If we have the following exact sequences of $R-$modules
$0 \rightarrow M_1 \stackrel{f} \rightarrow N \stackrel{g} \rightarrow L_1 \rightarrow 0$
$0 \rightarrow M_2 \stackrel{h} \rightarrow N \stackrel{k} \rightarrow L_2 \rightarrow 0$
and we know that $k \circ f$ is a R-isomorphism
How can we show that $g \circ h$ is also a R-isomorphism?
Well, I just played with your sequences and here is my partial solution.
We need to show two things.
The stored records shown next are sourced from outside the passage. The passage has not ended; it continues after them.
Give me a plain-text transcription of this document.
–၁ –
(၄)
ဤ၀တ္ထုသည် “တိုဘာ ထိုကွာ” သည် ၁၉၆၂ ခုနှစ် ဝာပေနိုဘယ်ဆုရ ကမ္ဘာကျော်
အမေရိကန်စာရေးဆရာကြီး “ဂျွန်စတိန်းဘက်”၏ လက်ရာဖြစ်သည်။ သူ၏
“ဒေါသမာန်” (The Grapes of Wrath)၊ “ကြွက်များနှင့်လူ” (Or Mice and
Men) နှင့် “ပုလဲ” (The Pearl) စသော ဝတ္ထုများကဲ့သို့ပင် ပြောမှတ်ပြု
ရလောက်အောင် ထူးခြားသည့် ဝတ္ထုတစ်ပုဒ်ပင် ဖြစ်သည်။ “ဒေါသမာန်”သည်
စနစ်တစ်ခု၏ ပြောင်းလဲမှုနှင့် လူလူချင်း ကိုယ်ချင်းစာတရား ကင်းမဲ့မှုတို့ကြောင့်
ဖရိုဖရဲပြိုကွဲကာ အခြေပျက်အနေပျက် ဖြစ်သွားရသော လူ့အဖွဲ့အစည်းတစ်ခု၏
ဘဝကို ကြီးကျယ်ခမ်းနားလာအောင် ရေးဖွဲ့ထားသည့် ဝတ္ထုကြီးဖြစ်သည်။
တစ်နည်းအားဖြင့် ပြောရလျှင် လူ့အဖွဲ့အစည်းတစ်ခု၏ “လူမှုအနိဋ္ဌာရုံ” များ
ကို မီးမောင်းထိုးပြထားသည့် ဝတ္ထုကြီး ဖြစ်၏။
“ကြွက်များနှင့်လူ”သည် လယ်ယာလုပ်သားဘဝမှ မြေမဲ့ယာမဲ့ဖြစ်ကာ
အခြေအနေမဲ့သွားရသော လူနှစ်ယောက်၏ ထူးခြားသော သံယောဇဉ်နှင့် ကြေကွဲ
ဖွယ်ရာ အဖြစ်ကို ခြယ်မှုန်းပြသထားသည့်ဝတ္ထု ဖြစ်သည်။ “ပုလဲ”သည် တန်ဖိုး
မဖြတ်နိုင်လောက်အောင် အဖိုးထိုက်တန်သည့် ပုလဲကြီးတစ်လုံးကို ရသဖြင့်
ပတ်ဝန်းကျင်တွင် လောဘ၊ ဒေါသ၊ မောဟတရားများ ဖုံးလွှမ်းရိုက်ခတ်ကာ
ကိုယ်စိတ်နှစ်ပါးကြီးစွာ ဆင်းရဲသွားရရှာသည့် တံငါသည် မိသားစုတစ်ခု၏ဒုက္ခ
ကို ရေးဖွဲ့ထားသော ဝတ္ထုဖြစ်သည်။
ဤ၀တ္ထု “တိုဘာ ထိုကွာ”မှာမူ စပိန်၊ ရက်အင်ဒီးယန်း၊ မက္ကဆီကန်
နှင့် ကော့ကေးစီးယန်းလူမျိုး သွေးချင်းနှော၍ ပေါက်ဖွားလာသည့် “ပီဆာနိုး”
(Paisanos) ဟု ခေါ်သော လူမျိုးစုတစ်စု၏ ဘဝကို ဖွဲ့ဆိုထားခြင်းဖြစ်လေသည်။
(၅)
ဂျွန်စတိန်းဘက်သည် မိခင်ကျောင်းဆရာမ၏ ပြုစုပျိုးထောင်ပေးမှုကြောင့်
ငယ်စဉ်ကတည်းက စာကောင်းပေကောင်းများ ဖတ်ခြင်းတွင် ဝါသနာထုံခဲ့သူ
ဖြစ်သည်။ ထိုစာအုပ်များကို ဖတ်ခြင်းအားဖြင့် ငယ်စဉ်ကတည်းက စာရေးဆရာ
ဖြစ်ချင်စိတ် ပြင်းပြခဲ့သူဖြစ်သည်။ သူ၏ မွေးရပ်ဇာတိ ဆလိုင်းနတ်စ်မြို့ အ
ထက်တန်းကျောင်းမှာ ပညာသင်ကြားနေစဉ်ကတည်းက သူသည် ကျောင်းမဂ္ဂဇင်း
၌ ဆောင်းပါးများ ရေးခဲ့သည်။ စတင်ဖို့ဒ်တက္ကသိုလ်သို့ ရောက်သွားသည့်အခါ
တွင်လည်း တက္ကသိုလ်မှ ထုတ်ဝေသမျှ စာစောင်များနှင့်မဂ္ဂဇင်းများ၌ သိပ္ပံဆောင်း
First, that $\ker(g\circ h)=\{0\}$ and second, that $g\circ h$ is surjective.
To show that $\ker(g\circ h)=\{0\}$ we chose an element $x\in \ker(g\circ h)$, so $(g\circ h)(x)=g(h(x))=0$, this means that $h(x)\in \ker(g)=\text{Im}(f)$, so there is some $y\in M_1$ such that $h(x)=f(y)$. Applying $k$ to both sides we get $k(h(x))=k(f(y))$, but $h(x)\in \text{Im}(h)=\ker(k)$, thus $k(f(y))=k(h(x))=0$. By hypothesis $k\circ f$ is iso, hence $y=0$ and this gives us that $h(x)=f(y)=f(0)=0$. Since $h$ is injective, we conclude that $x=0$, as desired.
To show that $g\circ h$ is surjective, you have to use your hypothesis and "play" like I did to prove that $\ker(g\circ h)=\{0\}$.